ADempiere vs iDempiere vs Openbravo vs Compiere
The ADempiere, iDempiere, Openbravo and Compiere environments are amazingly similar. iDempiere came from ADempiere. ADempiere and Openbravo came from Compiere. Compiere came from Jorg Janke. Jorg came from Oracle. As a result, iDempiere and ADempiere have much in common with Oracle’s ERP in terms of the financial feature set.
This is both good and bad. Good because iDempiere and ADempiere are quite capable to help a company grow beyond $500M USD. Bad because they tend to be more complex in that they account for multiple languages, accounting schemas, currencies, calendars, costing types, costing methods, etc…. If you are a growing organization, and you need a system that will grow with you, and you have the right internal talent/resources, iDempiere or ADempiere will be a big asset for you.

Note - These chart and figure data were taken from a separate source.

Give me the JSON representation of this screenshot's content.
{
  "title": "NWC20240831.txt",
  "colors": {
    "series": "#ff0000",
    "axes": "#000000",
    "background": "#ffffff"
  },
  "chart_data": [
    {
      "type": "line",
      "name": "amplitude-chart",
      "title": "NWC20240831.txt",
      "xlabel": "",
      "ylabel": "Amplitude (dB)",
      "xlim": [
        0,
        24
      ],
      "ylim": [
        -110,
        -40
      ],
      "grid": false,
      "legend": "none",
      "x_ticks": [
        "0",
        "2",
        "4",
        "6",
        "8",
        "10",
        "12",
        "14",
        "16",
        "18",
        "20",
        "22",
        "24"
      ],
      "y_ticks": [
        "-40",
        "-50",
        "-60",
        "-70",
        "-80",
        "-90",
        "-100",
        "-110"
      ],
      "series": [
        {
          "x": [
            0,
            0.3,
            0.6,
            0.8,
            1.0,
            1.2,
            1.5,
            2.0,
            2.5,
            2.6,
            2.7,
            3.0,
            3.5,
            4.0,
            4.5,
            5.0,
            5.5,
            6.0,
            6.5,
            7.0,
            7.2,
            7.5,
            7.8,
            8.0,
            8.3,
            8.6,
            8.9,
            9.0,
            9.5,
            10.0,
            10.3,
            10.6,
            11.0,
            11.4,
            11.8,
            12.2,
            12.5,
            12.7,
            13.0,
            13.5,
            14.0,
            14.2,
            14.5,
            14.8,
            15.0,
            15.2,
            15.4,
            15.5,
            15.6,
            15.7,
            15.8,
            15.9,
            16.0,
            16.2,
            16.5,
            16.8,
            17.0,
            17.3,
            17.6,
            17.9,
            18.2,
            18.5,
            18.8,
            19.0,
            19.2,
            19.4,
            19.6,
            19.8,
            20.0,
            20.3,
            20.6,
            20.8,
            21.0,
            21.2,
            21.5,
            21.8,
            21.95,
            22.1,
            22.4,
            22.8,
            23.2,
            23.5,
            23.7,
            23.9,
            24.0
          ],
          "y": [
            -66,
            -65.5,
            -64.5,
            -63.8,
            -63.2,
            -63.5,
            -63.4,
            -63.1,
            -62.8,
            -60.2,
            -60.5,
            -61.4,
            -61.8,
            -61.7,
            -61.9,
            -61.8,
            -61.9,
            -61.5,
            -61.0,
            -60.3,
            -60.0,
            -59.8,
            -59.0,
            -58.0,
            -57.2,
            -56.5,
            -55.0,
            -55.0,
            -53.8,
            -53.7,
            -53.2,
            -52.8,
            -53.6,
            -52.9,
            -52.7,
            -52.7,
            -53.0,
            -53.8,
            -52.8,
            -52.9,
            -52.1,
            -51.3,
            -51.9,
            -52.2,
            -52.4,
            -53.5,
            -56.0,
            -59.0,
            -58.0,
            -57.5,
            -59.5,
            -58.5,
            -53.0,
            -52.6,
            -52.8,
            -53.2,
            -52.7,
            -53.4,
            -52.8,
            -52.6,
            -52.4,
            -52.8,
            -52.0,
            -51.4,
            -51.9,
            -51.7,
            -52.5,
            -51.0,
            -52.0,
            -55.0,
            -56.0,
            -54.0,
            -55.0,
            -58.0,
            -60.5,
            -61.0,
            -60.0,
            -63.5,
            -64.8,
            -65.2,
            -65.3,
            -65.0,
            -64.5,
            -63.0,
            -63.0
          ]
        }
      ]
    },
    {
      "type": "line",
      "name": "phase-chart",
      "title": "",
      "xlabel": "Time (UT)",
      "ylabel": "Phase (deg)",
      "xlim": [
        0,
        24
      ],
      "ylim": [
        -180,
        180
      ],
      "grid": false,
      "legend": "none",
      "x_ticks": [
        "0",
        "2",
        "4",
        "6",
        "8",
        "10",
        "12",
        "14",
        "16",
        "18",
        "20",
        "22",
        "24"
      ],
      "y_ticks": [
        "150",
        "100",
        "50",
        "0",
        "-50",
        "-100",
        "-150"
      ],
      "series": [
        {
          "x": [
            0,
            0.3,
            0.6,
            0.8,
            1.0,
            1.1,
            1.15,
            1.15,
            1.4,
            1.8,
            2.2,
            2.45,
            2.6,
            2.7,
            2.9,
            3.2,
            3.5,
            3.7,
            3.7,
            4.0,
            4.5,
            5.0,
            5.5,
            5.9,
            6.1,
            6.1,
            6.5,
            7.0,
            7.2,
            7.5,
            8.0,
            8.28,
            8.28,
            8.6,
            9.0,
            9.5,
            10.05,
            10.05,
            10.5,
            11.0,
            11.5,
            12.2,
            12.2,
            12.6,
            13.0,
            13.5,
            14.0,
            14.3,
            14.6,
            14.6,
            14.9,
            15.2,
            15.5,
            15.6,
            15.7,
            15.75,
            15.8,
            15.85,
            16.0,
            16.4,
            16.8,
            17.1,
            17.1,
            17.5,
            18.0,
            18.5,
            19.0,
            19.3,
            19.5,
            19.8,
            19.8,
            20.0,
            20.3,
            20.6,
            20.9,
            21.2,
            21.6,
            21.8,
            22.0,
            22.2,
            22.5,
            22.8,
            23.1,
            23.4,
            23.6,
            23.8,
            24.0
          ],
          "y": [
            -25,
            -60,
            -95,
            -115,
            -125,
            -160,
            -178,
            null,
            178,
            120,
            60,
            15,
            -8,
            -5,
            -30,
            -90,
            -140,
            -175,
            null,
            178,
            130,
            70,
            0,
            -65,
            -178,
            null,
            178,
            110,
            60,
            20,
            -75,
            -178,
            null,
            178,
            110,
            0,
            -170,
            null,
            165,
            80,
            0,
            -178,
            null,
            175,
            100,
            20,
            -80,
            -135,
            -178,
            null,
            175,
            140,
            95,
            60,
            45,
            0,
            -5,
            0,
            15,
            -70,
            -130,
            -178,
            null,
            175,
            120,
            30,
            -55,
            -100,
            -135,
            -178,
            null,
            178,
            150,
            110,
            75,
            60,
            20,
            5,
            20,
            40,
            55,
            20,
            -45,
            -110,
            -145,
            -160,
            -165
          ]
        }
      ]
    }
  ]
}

The biggest difference between these products is that ADempiere and iDempiere are pure open source. ADempiere and iDempiere make all feature available for free. Compiere and Openbravo hold back features behind a commercial or paid license.
Here is an article that discusses the differences between iDempiere and ADempiere.
iDempiere and ADempiere vs Odoo
iDempiere/ADempiere (iD/AD) and Odoo (formerly OpenERP) approach ERP from two very different directions. Odoo comes out of the box with very simple options. If you are coming from QuickBooks, and you need a simple ERP system help you manage your business, Odoo will look and feel comfortable.
iD/AD comes out of the box with every feature installed and configured to run a $200M+ USD business. If your business is growing rapidly, and you are willing to invest the time to learn an enterprise accounting system, then iD/AD will give you confidence.